Tuesday, January 17, 2012

Laziness and creativity. Sigh.

I'm not even completely sure what laziness is, but I've got it.  Blame the winter.  Blame the 50,000 words I wrote in November as part of NaNoWrimo. Blame my old and aching back.  Whatever... it's laziness.

Every night, I meditate on a day spent re-reading familiar books and avoiding the laundry problem.  I find myself responding, rather than initiating contacts.  I assure you I am not depressed; I'm just lazy!

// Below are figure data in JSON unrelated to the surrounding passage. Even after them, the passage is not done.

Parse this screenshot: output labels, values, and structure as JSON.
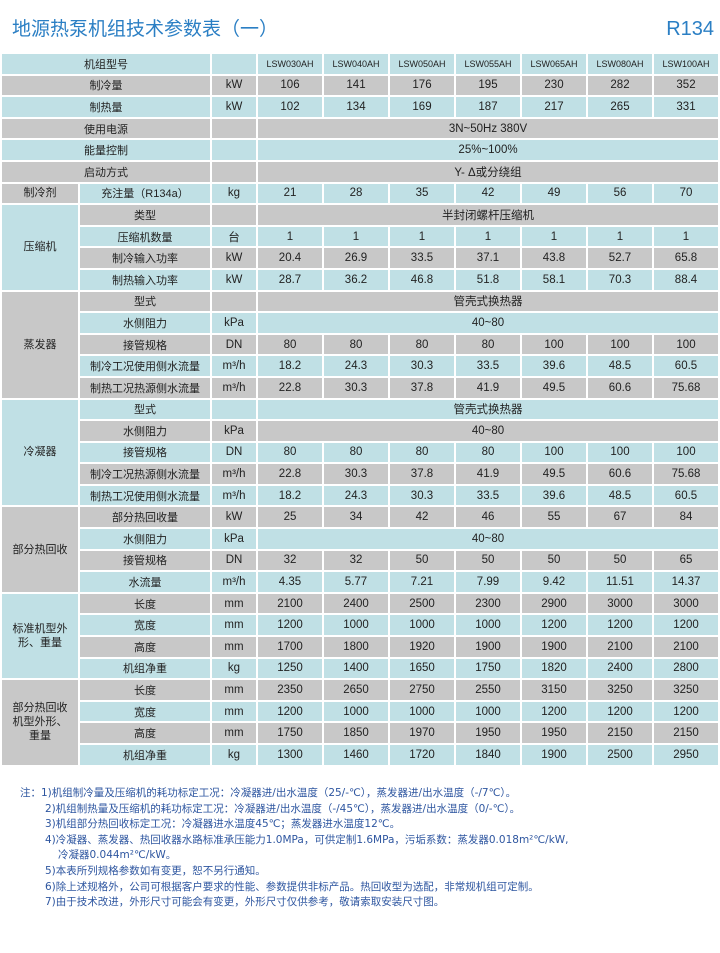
{
  "title": "地源热泵机组技术参数表（一）",
  "refrigerant_tag": "R134",
  "colors": {
    "row_blue": "#c0e0e5",
    "row_grey": "#c8c8c8",
    "title": "#2b7fc4",
    "notes": "#2e56a0"
  },
  "table": {
    "sections": [
      {
        "group": "",
        "rows": [
          {
            "label": "机组型号",
            "unit": "",
            "values": [
              "LSW030AH",
              "LSW040AH",
              "LSW050AH",
              "LSW055AH",
              "LSW065AH",
              "LSW080AH",
              "LSW100AH"
            ]
          },
          {
            "label": "制冷量",
            "unit": "kW",
            "values": [
              "106",
              "141",
              "176",
              "195",
              "230",
              "282",
              "352"
            ]
          },
          {
            "label": "制热量",
            "unit": "kW",
            "values": [
              "102",
              "134",
              "169",
              "187",
              "217",
              "265",
              "331"
            ]
          },
          {
            "label": "使用电源",
            "unit": "",
            "span": "3N~50Hz  380V"
          },
          {
            "label": "能量控制",
            "unit": "",
            "span": "25%~100%"
          },
          {
            "label": "启动方式",
            "unit": "",
            "span": "Y- Δ或分绕组"
          }
        ]
      },
      {
        "group": "制冷剂",
        "rows": [
          {
            "label": "充注量（R134a）",
            "unit": "kg",
            "values": [
              "21",
              "28",
              "35",
              "42",
              "49",
              "56",
              "70"
            ]
          }
        ]
      },
      {
        "group": "压缩机",
        "rows": [
          {
            "label": "类型",
            "unit": "",
            "span": "半封闭螺杆压缩机"
          },
          {
            "label": "压缩机数量",
            "unit": "台",
            "values": [
              "1",
              "1",
              "1",
              "1",
              "1",
              "1",
              "1"
            ]
          },
          {
            "label": "制冷输入功率",
            "unit": "kW",
            "values": [
              "20.4",
              "26.9",
              "33.5",
              "37.1",
              "43.8",
              "52.7",
              "65.8"
            ]
          },
          {
            "label": "制热输入功率",
            "unit": "kW",
            "values": [
              "28.7",
              "36.2",
              "46.8",
              "51.8",
              "58.1",
              "70.3",
              "88.4"
            ]
          }
        ]
      },
      {
        "group": "蒸发器",
        "rows": [
          {
            "label": "型式",
            "unit": "",
            "span": "管壳式换热器"
          },
          {
            "label": "水侧阻力",
            "unit": "kPa",
            "span": "40~80"
          },
          {
            "label": "接管规格",
            "unit": "DN",
            "values": [
              "80",
              "80",
              "80",
              "80",
              "100",
              "100",
              "100"
            ]
          },
          {
            "label": "制冷工况使用侧水流量",
            "unit": "m³/h",
            "values": [
              "18.2",
              "24.3",
              "30.3",
              "33.5",
              "39.6",
              "48.5",
              "60.5"
            ]
          },
          {
            "label": "制热工况热源侧水流量",
            "unit": "m³/h",
            "values": [
              "22.8",
              "30.3",
              "37.8",
              "41.9",
              "49.5",
              "60.6",
              "75.68"
            ]
          }
        ]
      },
      {
        "group": "冷凝器",
        "rows": [
          {
            "label": "型式",
            "unit": "",
            "span": "管壳式换热器"
          },
          {
            "label": "水侧阻力",
            "unit": "kPa",
            "span": "40~80"
          },
          {
            "label": "接管规格",
            "unit": "DN",
            "values": [
              "80",
              "80",
              "80",
              "80",
              "100",
              "100",
              "100"
            ]
          },
          {
            "label": "制冷工况热源侧水流量",
            "unit": "m³/h",
            "values": [
              "22.8",
              "30.3",
              "37.8",
              "41.9",
              "49.5",
              "60.6",
              "75.68"
            ]
          },
          {
            "label": "制热工况使用侧水流量",
            "unit": "m³/h",
            "values": [
              "18.2",
              "24.3",
              "30.3",
              "33.5",
              "39.6",
              "48.5",
              "60.5"
            ]
          }
        ]
      },
      {
        "group": "部分热回收",
        "rows": [
          {
            "label": "部分热回收量",
            "unit": "kW",
            "values": [
              "25",
              "34",
              "42",
              "46",
              "55",
              "67",
              "84"
            ]
          },
          {
            "label": "水侧阻力",
            "unit": "kPa",
            "span": "40~80"
          },
          {
            "label": "接管规格",
            "unit": "DN",
            "values": [
              "32",
              "32",
              "50",
              "50",
              "50",
              "50",
              "65"
            ]
          },
          {
            "label": "水流量",
            "unit": "m³/h",
            "values": [
              "4.35",
              "5.77",
              "7.21",
              "7.99",
              "9.42",
              "11.51",
              "14.37"
            ]
          }
        ]
      },
      {
        "group": "标准机型外形、重量",
        "rows": [
          {
            "label": "长度",
            "unit": "mm",
            "values": [
              "2100",
              "2400",
              "2500",
              "2300",
              "2900",
              "3000",
              "3000"
            ]
          },
          {
            "label": "宽度",
            "unit": "mm",
            "values": [
              "1200",
              "1000",
              "1000",
              "1000",
              "1200",
              "1200",
              "1200"
            ]
          },
          {
            "label": "高度",
            "unit": "mm",
            "values": [
              "1700",
              "1800",
              "1920",
              "1900",
              "1900",
              "2100",
              "2100"
            ]
          },
          {
            "label": "机组净重",
            "unit": "kg",
            "values": [
              "1250",
              "1400",
              "1650",
              "1750",
              "1820",
              "2400",
              "2800"
            ]
          }
        ]
      },
      {
        "group": "部分热回收机型外形、重量",
        "rows": [
          {
            "label": "长度",
            "unit": "mm",
            "values": [
              "2350",
              "2650",
              "2750",
              "2550",
              "3150",
              "3250",
              "3250"
            ]
          },
          {
            "label": "宽度",
            "unit": "mm",
            "values": [
              "1200",
              "1000",
              "1000",
              "1000",
              "1200",
              "1200",
              "1200"
            ]
          },
          {
            "label": "高度",
            "unit": "mm",
            "values": [
              "1750",
              "1850",
              "1970",
              "1950",
              "1950",
              "2150",
              "2150"
            ]
          },
          {
            "label": "机组净重",
            "unit": "kg",
            "values": [
              "1300",
              "1460",
              "1720",
              "1840",
              "1900",
              "2500",
              "2950"
            ]
          }
        ]
      }
    ]
  },
  "notes": [
    "注：1)机组制冷量及压缩机的耗功标定工况：冷凝器进/出水温度（25/-℃），蒸发器进/出水温度（-/7℃）。",
    "2)机组制热量及压缩机的耗功标定工况：冷凝器进/出水温度（-/45℃），蒸发器进/出水温度（0/-℃）。",
    "3)机组部分热回收标定工况：冷凝器进水温度45℃；蒸发器进水温度12℃。",
    "4)冷凝器、蒸发器、热回收器水路标准承压能力1.0MPa，可供定制1.6MPa，污垢系数：蒸发器0.018m²℃/kW,",
    "冷凝器0.044m²℃/kW。",
    "5)本表所列规格参数如有变更，恕不另行通知。",
    "6)除上述规格外，公司可根据客户要求的性能、参数提供非标产品。热回收型为选配，非常规机组可定制。",
    "7)由于技术改进，外形尺寸可能会有变更，外形尺寸仅供参考，敬请索取安装尺寸图。"
  ]
}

What's the cause?  Well, probably the winter is part of it; I'm not getting much exercise now that jogging season is over, and that means I'm low-energy.  But really, I think I've hit a fear point in my bigger projects.  The holidays came at just the right time for me to form a thousand excuses not to confront my fear of taking the next step.  Between entertaining the family and consuming upwards of a million Christmas cookies, I've been distracted enough to avoid my creativity anxiety.

The answer, my friends, is simple: laugh at my own foolishness and dive right back in. What is there to be afraid of?  Failure?  You only fail if you don't finish!  Set a schedule and let my family know about it, so that they can help give me that oh-so-gentle push. 

I only have one life, and within that life, all I have is each new day.  The sun is up, and it's time to get back to my life!